Logistic Regression is commonly used to estimate the probability that an instance belongs to a particular class by using a threshold. For instance, if the estimated probability is above the threshold, then the model predicts that the instance belongs to that class, otherwise, it predicts that it does not. Logistic Regression is a Binary Classifier.

Just like a Linear Regression model, Logistic Regression computers weighted sum of input features and a bias term, but instead of outputting a value like Linear Regression, it outputs the log of the value (just like the name suggests).

Logistic Regression (Sigmoid Function)

Performance Metrics include:

Confusion Matrix (for a Binary Classification problem) — a 2 x 2 matrix consisting of the following:

· True Positives (TP): when the actual value is Positive and predicted is also Positive.

· True Negatives (TN): when the actual value is Negative, and prediction is also Negative.

· False Positives (FP): When the actual is Negative, but prediction is Positive. Also known as the Type 1 error

· False Negatives (FN): When the actual is Positive, but the prediction is Negative. Also known as the Type 2 error

A perfect Binary Classifier would have only true positives and true negatives, so its confusion matrix would have nonzero values only on its main diagonal (see image below).

Confusion Matrix

Confusion matrix gives you a lot of information, but sometimes you may prefer a more concise metric. Other performance measures of a Binary Classifier other than the Confusion Matrix include:

- Precision

- Recall (TPR, Sensitivity)

- F1-Score

Precision is typically used with recall, which is the sensitivity or true positive rate. It is often convenient to combine precision and recall into a single metric called the F1-Score, in particular the F1-Sore is the harmonic mean of precision and recall. While the regular mean treats all values equally, the harmonic mean gives much more weight to low values and as a result, the classifier will only get a high F1-Score if both recall, and precision are high. However, we must note the Precision-Recall Trade-Off.

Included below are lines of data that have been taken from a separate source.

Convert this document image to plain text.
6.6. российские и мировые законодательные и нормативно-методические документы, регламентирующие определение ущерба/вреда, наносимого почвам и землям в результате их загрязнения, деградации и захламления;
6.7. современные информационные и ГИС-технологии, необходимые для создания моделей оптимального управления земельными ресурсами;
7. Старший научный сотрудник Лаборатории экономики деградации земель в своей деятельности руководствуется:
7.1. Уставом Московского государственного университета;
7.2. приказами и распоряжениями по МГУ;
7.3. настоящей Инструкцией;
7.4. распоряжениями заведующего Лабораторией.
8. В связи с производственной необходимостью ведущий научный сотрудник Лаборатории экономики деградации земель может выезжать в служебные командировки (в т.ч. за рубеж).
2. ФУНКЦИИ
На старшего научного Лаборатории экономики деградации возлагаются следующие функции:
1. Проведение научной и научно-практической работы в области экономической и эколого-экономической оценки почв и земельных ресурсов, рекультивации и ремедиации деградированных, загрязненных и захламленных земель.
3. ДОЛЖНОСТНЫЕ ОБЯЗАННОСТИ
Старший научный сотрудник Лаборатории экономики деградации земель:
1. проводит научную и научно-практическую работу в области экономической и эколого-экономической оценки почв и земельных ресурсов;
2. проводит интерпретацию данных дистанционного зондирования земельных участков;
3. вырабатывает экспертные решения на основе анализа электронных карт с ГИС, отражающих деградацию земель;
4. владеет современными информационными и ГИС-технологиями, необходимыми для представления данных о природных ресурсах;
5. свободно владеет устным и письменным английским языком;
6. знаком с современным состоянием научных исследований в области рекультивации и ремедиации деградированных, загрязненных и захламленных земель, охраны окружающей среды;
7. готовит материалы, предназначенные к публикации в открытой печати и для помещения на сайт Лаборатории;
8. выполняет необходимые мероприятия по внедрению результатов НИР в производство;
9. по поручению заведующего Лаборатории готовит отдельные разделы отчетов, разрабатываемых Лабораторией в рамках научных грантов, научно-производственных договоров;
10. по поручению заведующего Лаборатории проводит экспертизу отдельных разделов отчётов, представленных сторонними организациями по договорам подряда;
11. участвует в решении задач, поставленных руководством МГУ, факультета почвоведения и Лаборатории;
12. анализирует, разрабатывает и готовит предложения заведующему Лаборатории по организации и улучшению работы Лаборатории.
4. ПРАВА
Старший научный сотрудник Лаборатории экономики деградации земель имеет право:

Precision-Recall Trade-Off

Improving precision often comes at the expense of recall, and vice versa. For instance, a model with high precision tends to make fewer positive predictions but is more accurate when it does, while a model with high recall captures a larger portion of positive instances but may also produce more false positives. Therefore, finding an optimal threshold balance is important. Lowering threshold increases recall and reduces precision, vice versa.

One way is to plot precision and recall as functions of the threshold value and to find the intercept between them. The choice will vary depending on your project.

ROC Curve

Another Performance tool used is called the receiver operating characteristic (ROC) curve. It is very similar to plotting precision versus recall, but the ROC curve plots the true positive rate (recall) against the false positive rate (FPR). The FPR is the ratio of negative instances that are incorrectly classified as positive, it is equal to one minus the true negative rate, known as specificity.

ROC Curve

The curve illustrates the trade-off between sensitivity and specificity, showing how well the model discriminates between the positive and negative classes. A model with perfect discrimination would have an ROC curve that hugs the top-left corner, with high sensitivity and low false positive rate across all thresholds. The dotted line represents the ROC curve of a purely random classifier, a good classifier stays as far away from that line as possible. The area under the ROC curve (AUC-ROC) quantifies the overall performance of the model, where a higher AUC indicates better discrimination ability.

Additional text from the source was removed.